To make the story short, she was starving, she came very slowly, but determined to eat something, as she started eating, you could hear some noises coming out of her, like whining's of pleasure, if that makes any sense. When she had eaten half of the food I grabbed her and we brought her to my parents house. The idea was to keep her a few days and then Lauren would taker her to Punta Cana and find her a home. We were not married yet and I lived with my parents and two dogs in Santo Domingo, where I had a job, and Lauren worked in a school in Punta Cana and lived alone. But instead of finding a home she had another idea, and after battling away her parasites and getting her the shots for rabies and other diseases, she decided to keep her. We named her Tika, because in Spanish we say “chiquitica”, which means “very small” or “little one”, and to this day I think it was the best decision she could ever make, because soon after Covid-19 hit, and that small little one gave my wife all the company, love and entertainment she needed.

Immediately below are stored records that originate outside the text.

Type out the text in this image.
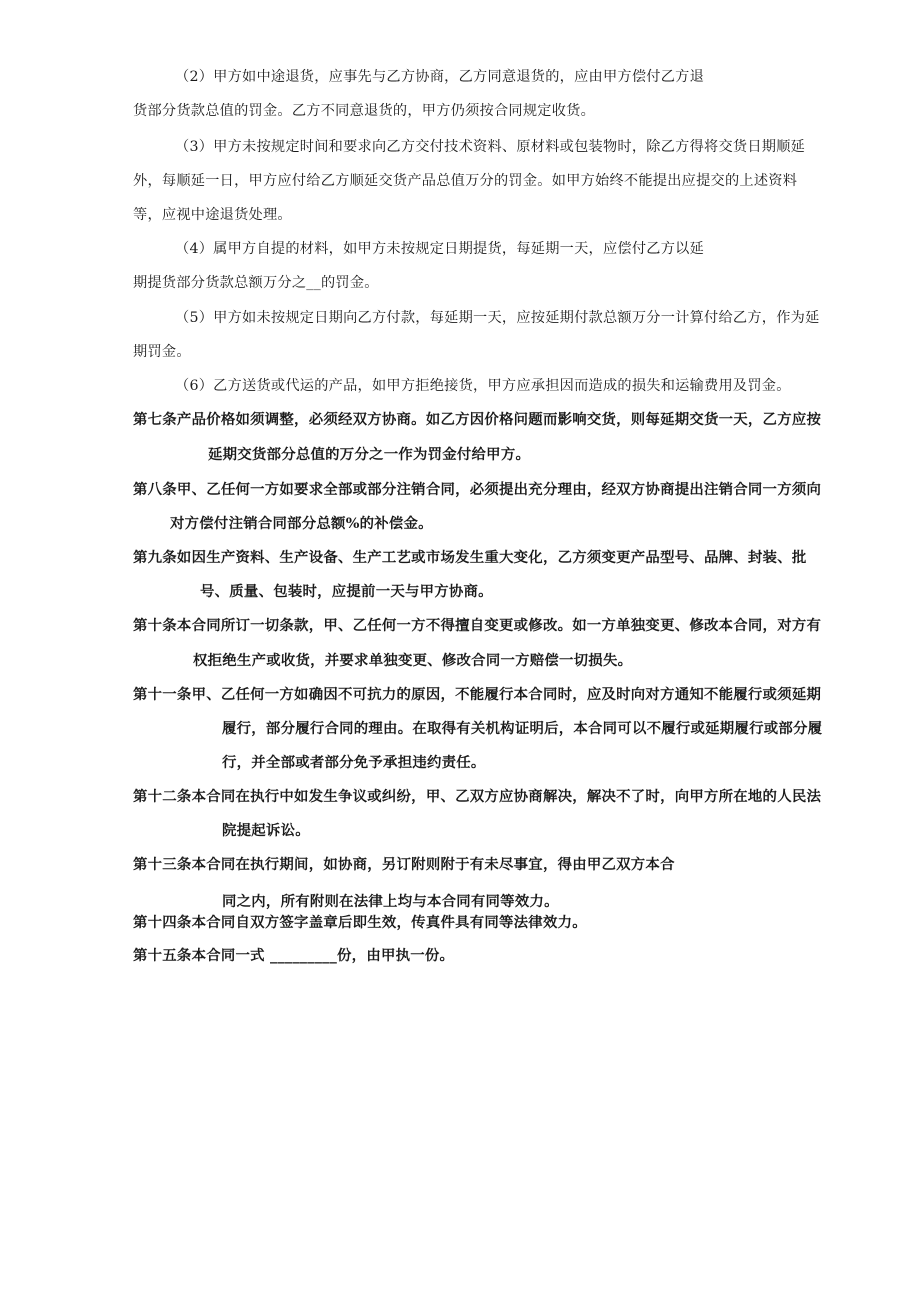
（2）甲方如中途退货，应事先与乙方协商，乙方同意退货的，应由甲方偿付乙方退
货部分货款总值的罚金。乙方不同意退货的，甲方仍须按合同规定收货。
（3）甲方未按规定时间和要求向乙方交付技术资料、原材料或包装物时，除乙方得将交货日期顺延
外，每顺延一日，甲方应付给乙方顺延交货产品总值万分的罚金。如甲方始终不能提出应提交的上述资料
等，应视中途退货处理。
（4）属甲方自提的材料，如甲方未按规定日期提货，每延期一天，应偿付乙方以延
期提货部分货款总额万分之__的罚金。
（5）甲方如未按规定日期向乙方付款，每延期一天，应按延期付款总额万分一计算付给乙方，作为延
期罚金。
（6）乙方送货或代运的产品，如甲方拒绝接货，甲方应承担因而造成的损失和运输费用及罚金。
第七条产品价格如须调整，必须经双方协商。如乙方因价格问题而影响交货，则每延期交货一天，乙方应按
延期交货部分总值的万分之一作为罚金付给甲方。
第八条甲、乙任何一方如要求全部或部分注销合同，必须提出充分理由，经双方协商提出注销合同一方须向
对方偿付注销合同部分总额%的补偿金。
第九条如因生产资料、生产设备、生产工艺或市场发生重大变化，乙方须变更产品型号、品牌、封装、批
号、质量、包装时，应提前一天与甲方协商。
第十条本合同所订一切条款，甲、乙任何一方不得擅自变更或修改。如一方单独变更、修改本合同，对方有
权拒绝生产或收货，并要求单独变更、修改合同一方赔偿一切损失。
第十一条甲、乙任何一方如确因不可抗力的原因，不能履行本合同时，应及时向对方通知不能履行或须延期
履行，部分履行合同的理由。在取得有关机构证明后，本合同可以不履行或延期履行或部分履
行，并全部或者部分免予承担违约责任。
第十二条本合同在执行中如发生争议或纠纷，甲、乙双方应协商解决，解决不了时，向甲方所在地的人民法
院提起诉讼。
第十三条本合同在执行期间，如协商，另订附则附于有未尽事宜，得由甲乙双方本合
同之内，所有附则在法律上均与本合同有同等效力。
第十四条本合同自双方签字盖章后即生效，传真件具有同等法律效力。
第十五条本合同一式 _________份，由甲执一份。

Yet even though Lauren assumed the responsibility of taking care of her, and spent most of Tika’s life with her. This “little one” is as attached to me as she is to her. Now that we live in Green Bay, and I’m at the house, she often comes and jumps on my lap. She is not too much of a purring kitty, but in the mornings she always comes and gives me rub-rubs and some purrs. Unlike Misito, this one bites with a lot of passion, like she can’t control her excitement or emotions. But its ok, I know its her way of showing her love.
Tika’s personality is so different from Misito, of course age has a lot to do with that. She is playful and funny, and way more vocal with food demands. I think she shows her gratitude with everyone, especially those she live with. Everyone in the house gets some lap love every now and then, me most of all (sorry Lauren!). And I like to think that with me the relationship is different (sorry again!). Maybe because in her subconscious she knows I was the one who grabbed her and saved her from that awful dark place where we found her. I know Lauren doesn’t like me saying that, because in the end it was really her who saved her life. But I guess animals are instinctive thankful in their own way to everyone in their lives.
And that my friends, is the story of how I fell in love with cats, and now instead of saying “I love all my dogs”, I say, “I love all my pets”.